TIME Magazine this month reported how a powerful group within the Southern Baptist Convention (SBC) in the United States has challenged the denomination's official stance on global warming, stating that: "when we destroy God's creation, it's similar to ripping pages from the Bible."

"We believe our current denominational engagement with these issues has often been too timid, failing to produce a unified moral voice,” states the Southern Baptist Declaration on the Environment and Climate Change.

“Our cautious response to these issues in the face of mounting evidence may be seen by the world as uncaring, reckless and ill-informed. We can do better and that threat is too grave to wait for perfect knowledge before addressing it."

The Time article notes that the declaration commends government action but makes no specific policy recommendations, such as a cap on greenhouse gas emissions. “But, most importantly, given its target readership, it argues that stewardship of the planet is just as Biblical as the other causes that Baptists press in public, and that "when we destroy God's creation, it's similar to ripping pages from the Bible”."

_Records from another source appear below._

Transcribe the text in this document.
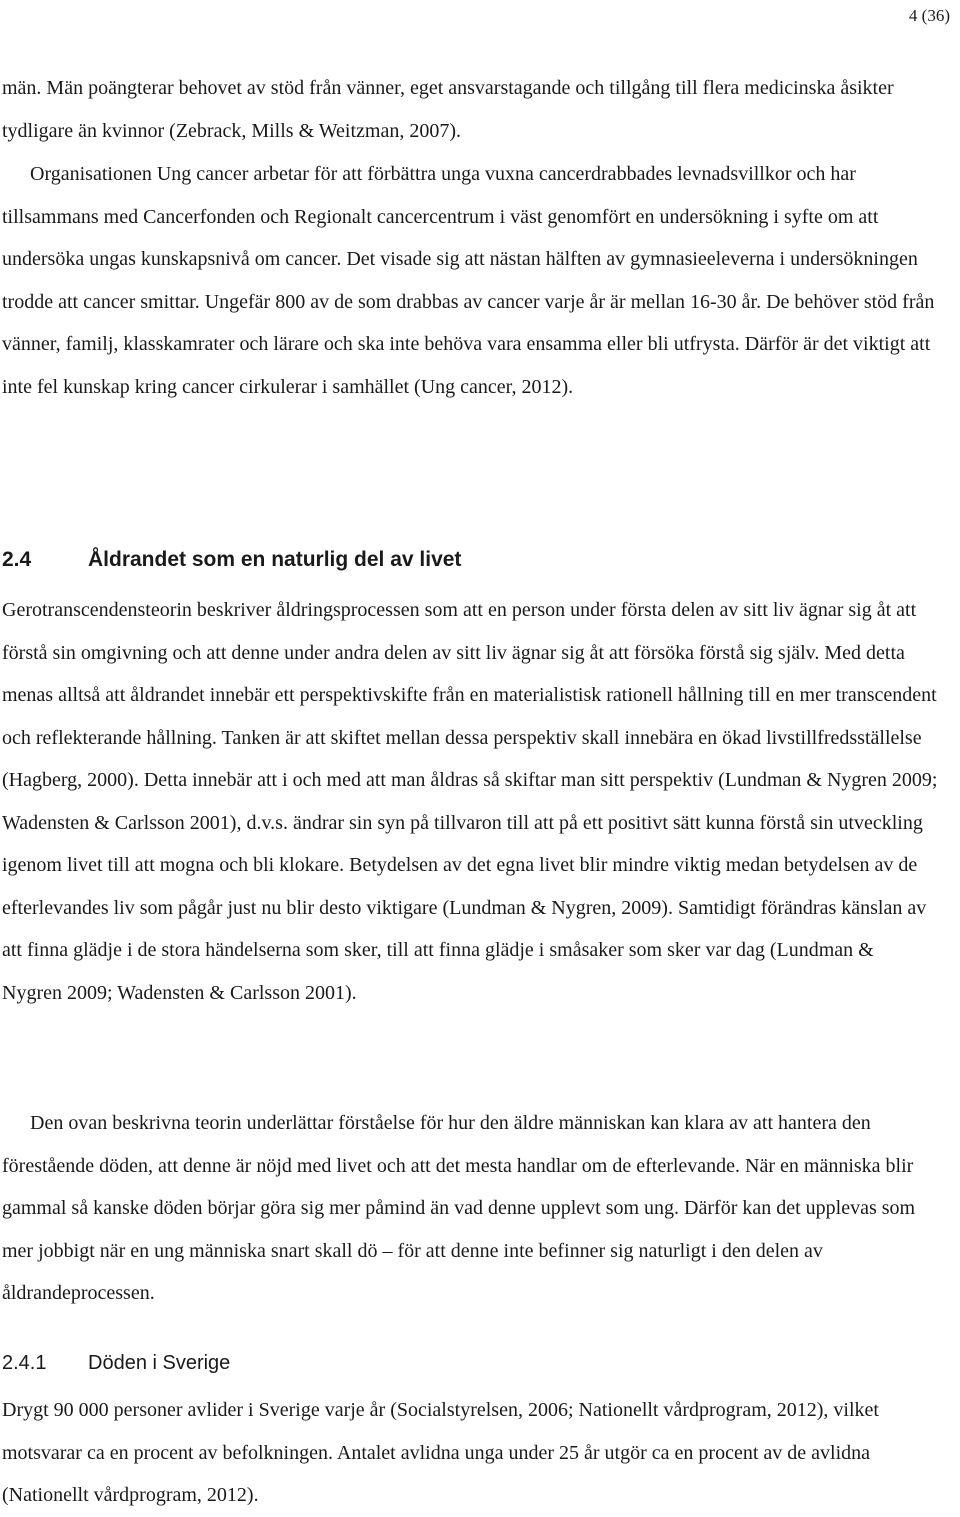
4 (36)

män. Män poängterar behovet av stöd från vänner, eget ansvarstagande och tillgång till flera medicinska åsikter tydligare än kvinnor (Zebrack, Mills & Weitzman, 2007).

Organisationen Ung cancer arbetar för att förbättra unga vuxna cancerdrabbades levnadsvillkor och har tillsammans med Cancerfonden och Regionalt cancercentrum i väst genomfört en undersökning i syfte om att undersöka ungas kunskapsnivå om cancer. Det visade sig att nästan hälften av gymnasieeleverna i undersökningen trodde att cancer smittar. Ungefär 800 av de som drabbas av cancer varje år är mellan 16-30 år. De behöver stöd från vänner, familj, klasskamrater och lärare och ska inte behöva vara ensamma eller bli utfrysta. Därför är det viktigt att inte fel kunskap kring cancer cirkulerar i samhället (Ung cancer, 2012).

2.4	Åldrandet som en naturlig del av livet

Gerotranscendensteorin beskriver åldringsprocessen som att en person under första delen av sitt liv ägnar sig åt att förstå sin omgivning och att denne under andra delen av sitt liv ägnar sig åt att försöka förstå sig själv. Med detta menas alltså att åldrandet innebär ett perspektivskifte från en materialistisk rationell hållning till en mer transcendent och reflekterande hållning. Tanken är att skiftet mellan dessa perspektiv skall innebära en ökad livstillfredsställelse (Hagberg, 2000). Detta innebär att i och med att man åldras så skiftar man sitt perspektiv (Lundman & Nygren 2009; Wadensten & Carlsson 2001), d.v.s. ändrar sin syn på tillvaron till att på ett positivt sätt kunna förstå sin utveckling igenom livet till att mogna och bli klokare. Betydelsen av det egna livet blir mindre viktig medan betydelsen av de efterlevandes liv som pågår just nu blir desto viktigare (Lundman & Nygren, 2009). Samtidigt förändras känslan av att finna glädje i de stora händelserna som sker, till att finna glädje i småsaker som sker var dag (Lundman & Nygren 2009; Wadensten & Carlsson 2001).

Den ovan beskrivna teorin underlättar förståelse för hur den äldre människan kan klara av att hantera den förestående döden, att denne är nöjd med livet och att det mesta handlar om de efterlevande. När en människa blir gammal så kanske döden börjar göra sig mer påmind än vad denne upplevt som ung. Därför kan det upplevas som mer jobbigt när en ung människa snart skall dö – för att denne inte befinner sig naturligt i den delen av åldrandeprocessen.

2.4.1 Döden i Sverige

Drygt 90 000 personer avlider i Sverige varje år (Socialstyrelsen, 2006; Nationellt vårdprogram, 2012), vilket motsvarar ca en procent av befolkningen. Antalet avlidna unga under 25 år utgör ca en procent av de avlidna (Nationellt vårdprogram, 2012).
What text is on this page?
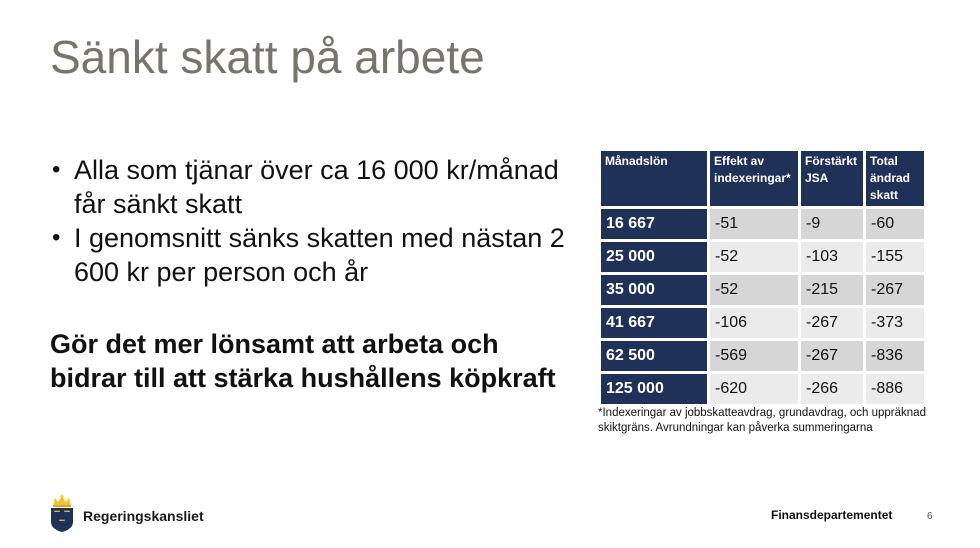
Sänkt skatt på arbete
• Alla som tjänar över ca 16 000 kr/månad får sänkt skatt
• I genomsnitt sänks skatten med nästan 2 600 kr per person och år
Gör det mer lönsamt att arbeta och bidrar till att stärka hushållens köpkraft
Månadslön	Effekt av indexeringar*	Förstärkt JSA	Total ändrad skatt
16 667	-51	-9	-60
25 000	-52	-103	-155
35 000	-52	-215	-267
41 667	-106	-267	-373
62 500	-569	-267	-836
125 000	-620	-266	-886
*Indexeringar av jobbskatteavdrag, grundavdrag, och uppräknad skiktgräns. Avrundningar kan påverka summeringarna
Regeringskansliet	Finansdepartementet	6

Although decision-making among the Southern Baptists is done by local churches, without one overarching body, the signatories represent some of the top figures in the convention, including the president, the Rev. Frank Page of South Carolina; two former presidents, the Rev. James Merritt of Georgia and the Rev. Jack Graham of Texas; and the Rev. Ronnie Floyd of Arkansas, who helped conservatives solidify control of the denomination in the 1970s and 1980s.

The declaration has been pushed through by 25-year-old SBC seminarian Jonathan Merritt - son of the Rev.James Merritt - who started campaigning to protect the environment after an epiphany moment in class.

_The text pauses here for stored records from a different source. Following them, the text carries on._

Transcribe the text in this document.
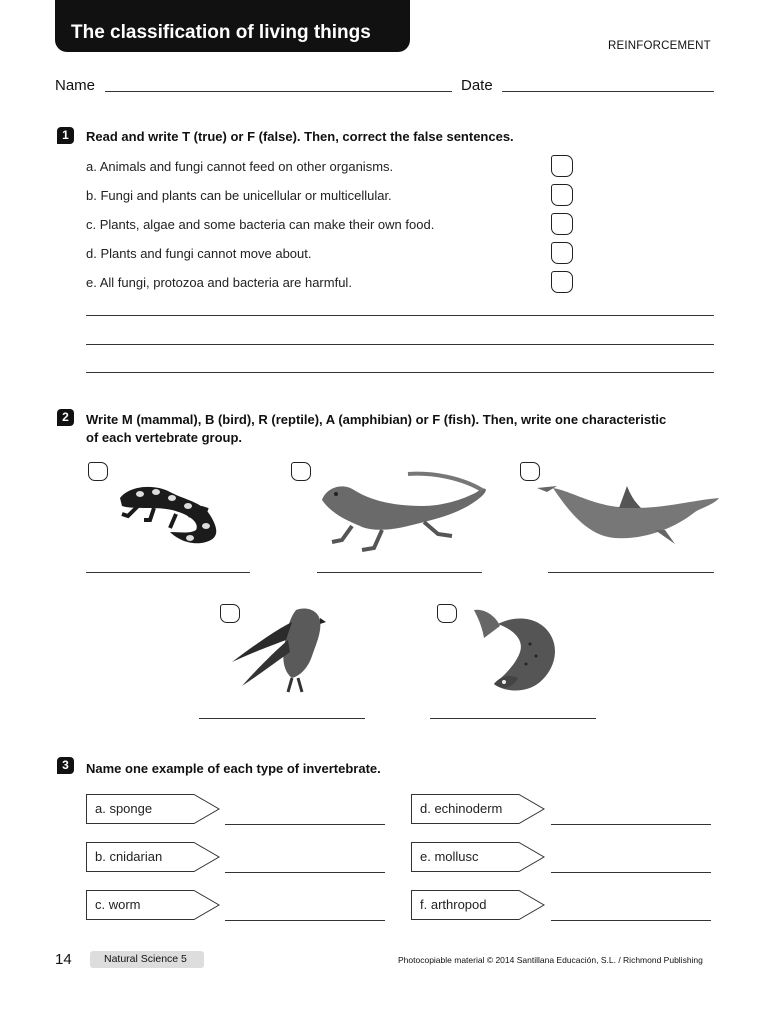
The classification of living things
REINFORCEMENT
Name	Date
1	Read and write T (true) or F (false). Then, correct the false sentences.
a. Animals and fungi cannot feed on other organisms.
b. Fungi and plants can be unicellular or multicellular.
c. Plants, algae and some bacteria can make their own food.
d. Plants and fungi cannot move about.
e. All fungi, protozoa and bacteria are harmful.
2	Write M (mammal), B (bird), R (reptile), A (amphibian) or F (fish). Then, write one characteristic
of each vertebrate group.
3	Name one example of each type of invertebrate.
a. sponge
b. cnidarian
c. worm
d. echinoderm
e. mollusc
f. arthropod
14	Natural Science 5	Photocopiable material © 2014 Santillana Educación, S.L. / Richmond Publishing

"I was an enemy of the environment… I approached it with disdain. And then I was sitting in a classroom and I felt like God spoke to me and put this idea in my heart."

With 16 million members, the SBC is the biggest Protestant body in the U.S. – and Time speculates it is “probably one of the least involved of the American religious bodies in the battle against global warming.”

In 2007 the SBC stated formally that climate change hasn't been proven. Thus, the article states: “Merritt, 25, appears to have made an end-run around some of his Convention's usual power brokers, including its Ethics and Religious Liberty Commission, which traditionally has a near-lock on issues of national policy. Asked if it was common for a rump group like Merritt's to collect this kind of firepower, Ethics Commission Vice President Barrett Duke [who has not signed the declaration] hesitates: "I don't know. It's unusual. I'm sure it's existed, but I can't recall”."

This is the latest in a series of critical eco-turns by US evangelicals, some of whom are now vociferous and potent leaders in bid to protect the natural environment.

The story was picked up by newspapers, magazines and networks around the world including MSNBC and CNBC: such interest is also indicative that the issue of religions working positively to protect creation is now becoming mainstream.